Tiga WNA Asal Tiongkok Diamankan dan Dideportasi
Kepala Kantor Imigrasi Kelas I Khusus TPI Soekarno-Hatta, Galih P. Kartika Perdhana, dalam keterangan tertulis yang diterima Terdepan.id, Senin (29/6/2026), memastikan tiga WN China dengan inisial CS, FG, dan CX telah terbukti terlibat dalam sindikat tersebut. Ketiganya langsung dikenakan tindakan administratif keimigrasian berupa deportasi dan namanya masuk dalam daftar penangkalan agar tidak dapat kembali masuk ke Indonesia.
Berdasarkan hasil pemeriksaan, sindikat ini menggunakan modus menawarkan imbalan finansial yang menggiurkan kepada perempuan korban. Para pelaku mendekati calon korban melalui perantara di Indonesia, menjanjikan uang puluhan hingga ratusan juta rupiah setelah akad pernikahan dan proses administrasi selesai. Namun, sesampainya di China, para korban kerap mengalami eksploitasi, kehilangan kebebasan, dan dokumen perjalanannya ditahan oleh pihak-pihak yang tidak bertanggung jawab.
"Penindakan ini merupakan bentuk nyata komitmen Imigrasi hadir untuk rakyat dalam menjaga kedaulatan negara sekaligus melindungi warga negara Indonesia. Sindikat semacam ini sangat merugikan martabat dan keselamatan perempuan Indonesia, dan kami tidak akan memberi ruang sedikit pun bagi para pelaku untuk melancarkan aksinya," tegas Galih.

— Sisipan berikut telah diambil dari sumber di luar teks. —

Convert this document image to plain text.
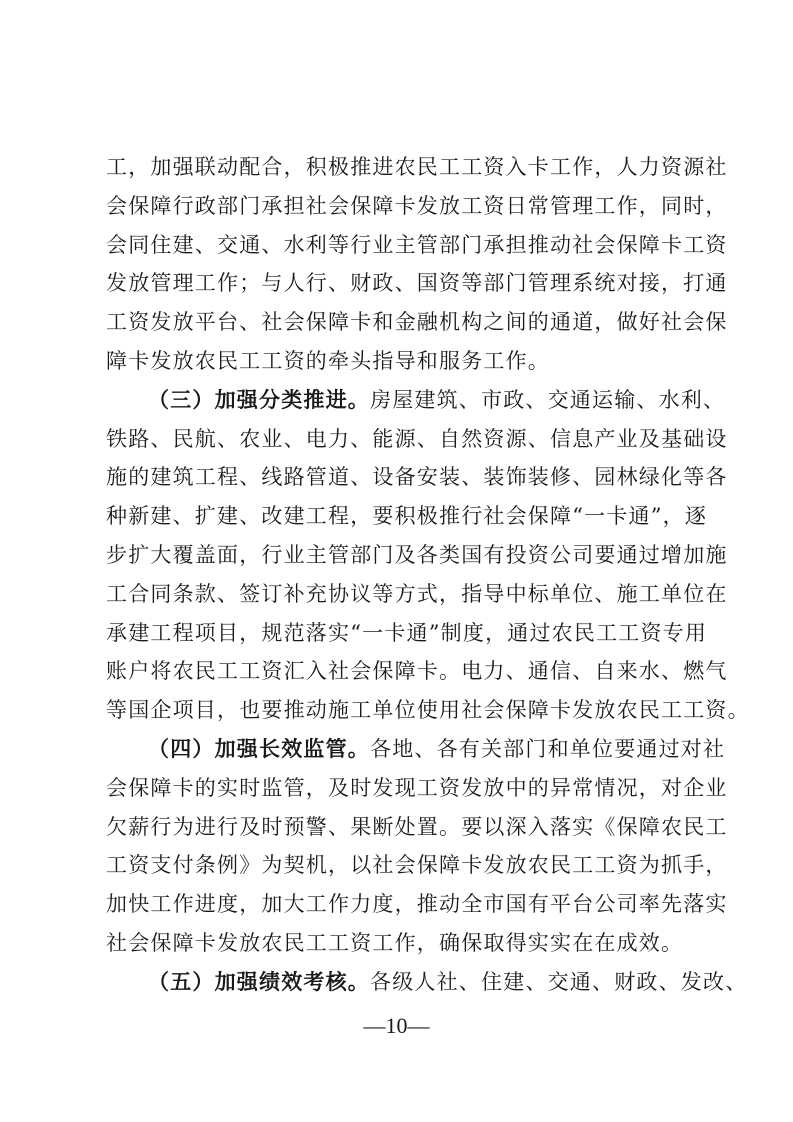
工，加强联动配合，积极推进农民工工资入卡工作，人力资源社
会保障行政部门承担社会保障卡发放工资日常管理工作，同时，
会同住建、交通、水利等行业主管部门承担推动社会保障卡工资
发放管理工作；与人行、财政、国资等部门管理系统对接，打通
工资发放平台、社会保障卡和金融机构之间的通道，做好社会保
障卡发放农民工工资的牵头指导和服务工作。
（三）加强分类推进。房屋建筑、市政、交通运输、水利、
铁路、民航、农业、电力、能源、自然资源、信息产业及基础设
施的建筑工程、线路管道、设备安装、装饰装修、园林绿化等各
种新建、扩建、改建工程，要积极推行社会保障“一卡通”，逐
步扩大覆盖面，行业主管部门及各类国有投资公司要通过增加施
工合同条款、签订补充协议等方式，指导中标单位、施工单位在
承建工程项目，规范落实“一卡通”制度，通过农民工工资专用
账户将农民工工资汇入社会保障卡。电力、通信、自来水、燃气
等国企项目，也要推动施工单位使用社会保障卡发放农民工工资。
（四）加强长效监管。各地、各有关部门和单位要通过对社
会保障卡的实时监管，及时发现工资发放中的异常情况，对企业
欠薪行为进行及时预警、果断处置。要以深入落实《保障农民工
工资支付条例》为契机，以社会保障卡发放农民工工资为抓手，
加快工作进度，加大工作力度，推动全市国有平台公司率先落实
社会保障卡发放农民工工资工作，确保取得实实在在成效。
（五）加强绩效考核。各级人社、住建、交通、财政、发改、
—10—
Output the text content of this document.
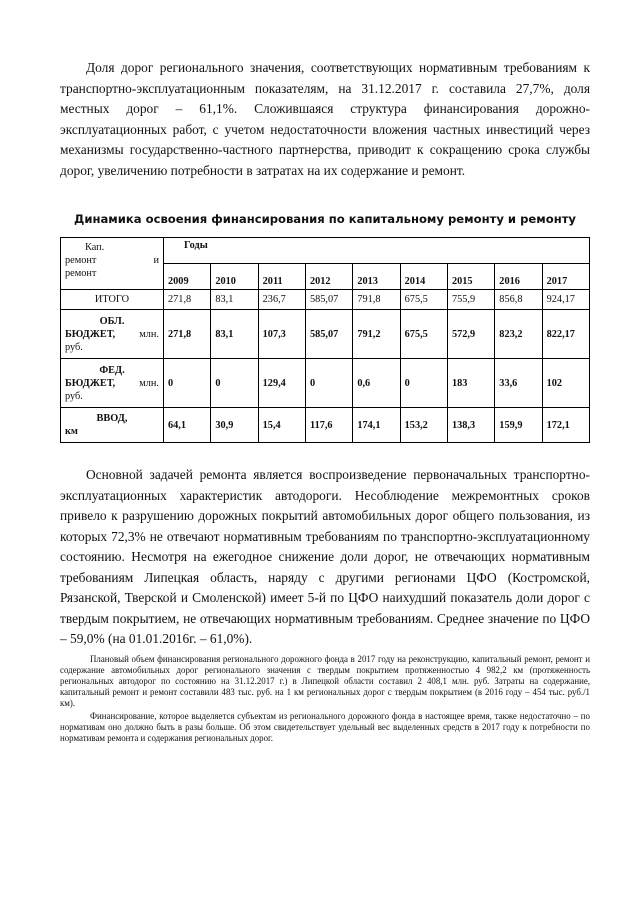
Доля дорог регионального значения, соответствующих нормативным требованиям к транспортно-эксплуатационным показателям, на 31.12.2017 г. составила 27,7%, доля местных дорог – 61,1%. Сложившаяся структура финансирования дорожно-эксплуатационных работ, с учетом недостаточности вложения частных инвестиций через механизмы государственно-частного партнерства, приводит к сокращению срока службы дорог, увеличению потребности в затратах на их содержание и ремонт.

Динамика освоения финансирования по капитальному ремонту и ремонту
Кап.
ремонт и
ремонт	Годы								
	2009	2010	2011	2012	2013	2014	2015	2016	2017

ИТОГО	271,8	83,1	236,7	585,07	791,8	675,5	755,9	856,8	924,17

ОБЛ.
БЮДЖЕТ, млн.
руб.	271,8	83,1	107,3	585,07	791,2	675,5	572,9	823,2	822,17

ФЕД.
БЮДЖЕТ, млн.
руб.	0	0	129,4	0	0,6	0	183	33,6	102

ВВОД,
км	64,1	30,9	15,4	117,6	174,1	153,2	138,3	159,9	172,1

Основной задачей ремонта является воспроизведение первоначальных транспортно-эксплуатационных характеристик автодороги. Несоблюдение межремонтных сроков привело к разрушению дорожных покрытий автомобильных дорог общего пользования, из которых 72,3% не отвечают нормативным требованиям по транспортно-эксплуатационному состоянию. Несмотря на ежегодное снижение доли дорог, не отвечающих нормативным требованиям Липецкая область, наряду с другими регионами ЦФО (Костромской, Рязанской, Тверской и Смоленской) имеет 5-й по ЦФО наихудший показатель доли дорог с твердым покрытием, не отвечающих нормативным требованиям. Среднее значение по ЦФО – 59,0% (на 01.01.2016г. – 61,0%).

Плановый объем финансирования регионального дорожного фонда в 2017 году на реконструкцию, капитальный ремонт, ремонт и содержание автомобильных дорог регионального значения с твердым покрытием протяженностью 4 982,2 км (протяженность региональных автодорог по состоянию на 31.12.2017 г.) в Липецкой области составил 2 408,1 млн. руб. Затраты на содержание, капитальный ремонт и ремонт составили 483 тыс. руб. на 1 км региональных дорог с твердым покрытием (в 2016 году – 454 тыс. руб./1 км).

Финансирование, которое выделяется субъектам из регионального дорожного фонда в настоящее время, также недостаточно – по нормативам оно должно быть в разы больше. Об этом свидетельствует удельный вес выделенных средств в 2017 году к потребности по нормативам ремонта и содержания региональных дорог.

Kantor Imigrasi Soetta juga berkoordinasi intensif dengan Direktorat Jenderal Imigrasi serta kepolisian untuk mengembangkan penyidikan terhadap jaringan yang diduga lebih luas. Petugas menemukan indikasi bahwa sindikat ini telah beroperasi selama beberapa bulan terakhir dan menyasar perempuan dari berbagai daerah di Pulau Jawa dan Sumatera yang sedang mengalami kesulitan ekonomi.
Dari dokumen perjalanan dan hasil wawancara dengan sejumlah korban yang berhasil diidentifikasi, diketahui bahwa para pelaku memalsukan sejumlah surat keterangan menikah dan dokumen administrasi sipil lainnya guna memuluskan proses keberangkatan. Praktik ini, selain melanggar Undang-Undang Keimigrasian, juga telah memasuki ranah tindak pidana perdagangan orang (TPPO).
Imbauan disampaikan kepada masyarakat, khususnya kaum perempuan, agar lebih waspada terhadap tawaran pernikahan dengan WNA yang tidak jelas mekanismenya dan menjanjikan imbalan ekonomi dalam jumlah besar. Galih menambahkan bahwa pihaknya akan terus memperkuat pengawasan di pintu-pintu keluar dan masuk internasional guna memutus rantai perdagangan manusia berkedok kawin pesanan ini.